Em verdade, não fomos surpreendidos. Mesmo que nas eleições presidenciais de 2014 os principais candidatos da época evitassem tratar especificamente do tema – abusando de forma contumaz de técnicas retóricas para não responder assertivamente às perguntas delicadas – era notório que o futuro governo promoveria ajustes no sistema previdenciário. Em um contexto de desaceleração econômica, tão logo encerrado o pleito presidencial de outubro de 2014, a Presidente reeleita Dilma Rousseff deixou de ocultar suas intenções nesta seara: alterações substanciais não tardariam. O grave quadro de instabilidade política, culminando no afastamento da presidente Dilma, interrompeu o cronograma planejado para a reestruturação da previdência.
Rezando pela mesma cartilha, uma das primeiras medidas tomadas pelo Presidente Michel Temer, na reorganização administrativa, consistiu no rebaixamento da Previdência Social.
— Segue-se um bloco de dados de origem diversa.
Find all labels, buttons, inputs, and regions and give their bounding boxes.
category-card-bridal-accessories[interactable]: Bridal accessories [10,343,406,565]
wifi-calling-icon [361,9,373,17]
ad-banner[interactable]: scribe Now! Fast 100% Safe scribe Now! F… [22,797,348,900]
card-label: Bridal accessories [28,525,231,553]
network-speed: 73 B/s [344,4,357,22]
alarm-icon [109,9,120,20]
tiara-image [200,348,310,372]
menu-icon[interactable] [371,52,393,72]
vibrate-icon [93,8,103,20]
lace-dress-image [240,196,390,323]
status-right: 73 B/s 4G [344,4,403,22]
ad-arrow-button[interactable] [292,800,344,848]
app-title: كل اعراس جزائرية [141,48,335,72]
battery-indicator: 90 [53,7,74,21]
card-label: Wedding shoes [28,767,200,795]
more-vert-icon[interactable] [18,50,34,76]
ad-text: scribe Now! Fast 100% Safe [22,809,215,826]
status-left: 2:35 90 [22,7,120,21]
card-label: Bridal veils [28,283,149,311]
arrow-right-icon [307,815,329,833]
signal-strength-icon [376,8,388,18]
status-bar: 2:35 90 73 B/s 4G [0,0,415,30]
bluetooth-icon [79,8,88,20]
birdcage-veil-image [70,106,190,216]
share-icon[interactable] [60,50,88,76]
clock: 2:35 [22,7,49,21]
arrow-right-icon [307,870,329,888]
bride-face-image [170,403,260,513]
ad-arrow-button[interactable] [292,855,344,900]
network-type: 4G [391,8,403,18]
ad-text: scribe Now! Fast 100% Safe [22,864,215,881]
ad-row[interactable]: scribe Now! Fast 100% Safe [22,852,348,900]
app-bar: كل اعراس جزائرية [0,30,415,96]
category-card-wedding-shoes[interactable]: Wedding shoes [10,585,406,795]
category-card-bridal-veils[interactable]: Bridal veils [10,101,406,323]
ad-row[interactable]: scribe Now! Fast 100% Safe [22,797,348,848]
Ela deixou de compor, juntamente com o Trabalho, um ministério para tornar-se uma secretaria vinculada ao Ministério da Fazenda[1]. O progressivo enfraquecimento político da previdência, promovido pelos sucessivos governos, culminando em sua absorção pelo Ministério da Fazenda, já era um claro indicativo do viés da nova proposta. Focada substancialmente na redução das despesas, ela pouco avançaria na senda do aperfeiçoamento da proteção social. Eis que a Proposta de Emenda à Constituição nº 287 foi apresentada ao Congresso Nacional em 05 de dezembro de 2016. Ao contrário do período eleitoral, ninguém ousou sorrir.
Meu objetivo, para o momento, é abordar tão somente a nova regra geral de transição proposta. A proteção das expectativas de direito, em nosso ordenamento jurídico, é demasiado tímida. A abordagem predominante é aquela na qual se considera não haver direito adquirido a regime jurídico. Nesta linha, se o fato aquisitivo previsto na lei velha ainda não se ultimou, o efeito gerador do direito previsto na norma é passível de ser evitado. Mesmo para os direitos que estavam na iminência de serem consolidados, a posição jurídica do titular era a de um mero expectador que não desfrutava de uma proteção efetiva capaz de contrapor-se à ação do legislador.
Dentre os valores superiores dignos de destaque, a justiça e a segurança jurídica não poderiam deixar de ser referidos. Pode parecer surpreendente, mas é absolutamente verdadeira a constatação do jusfilósofo Luiz Recasen Siches: embora o direito deve encarnar os valores da justiça, da dignidade pessoal dos indivíduos (dignidade da pessoa humana) e que o direito não estaria justificado sem que sirva satisfatoriamente a tais finalidades, o direito não nasceu na vida humana por virtude do desejo de homenagear a ideia de Justiça, mas para satisfazer a irrefutável urgência de segurança e de certeza na vida em sociedade[2]. A segurança jurídica abrange um amplo rol de posições jurídicas expressamente positivadas em nossa Constituição. Ela vai muito além da proteção do direito adquirido, da coisa julgada e do ato jurídico perfeito (inciso XXXVI do art. 5º). Dentre outras manifestações relevantes, ela está presente no princípio da legalidade (inciso II do art. 5º); na garantia do devido processo legal (inciso LIV do art. 5º), e também no contraditório e na ampla defesa (inciso LV do art. 5º). Em suma, podemos pensar na segurança jurídica como elemento responsável por contemplar uma estabilidade mínima das relações jurídicas e da ordem jurídica.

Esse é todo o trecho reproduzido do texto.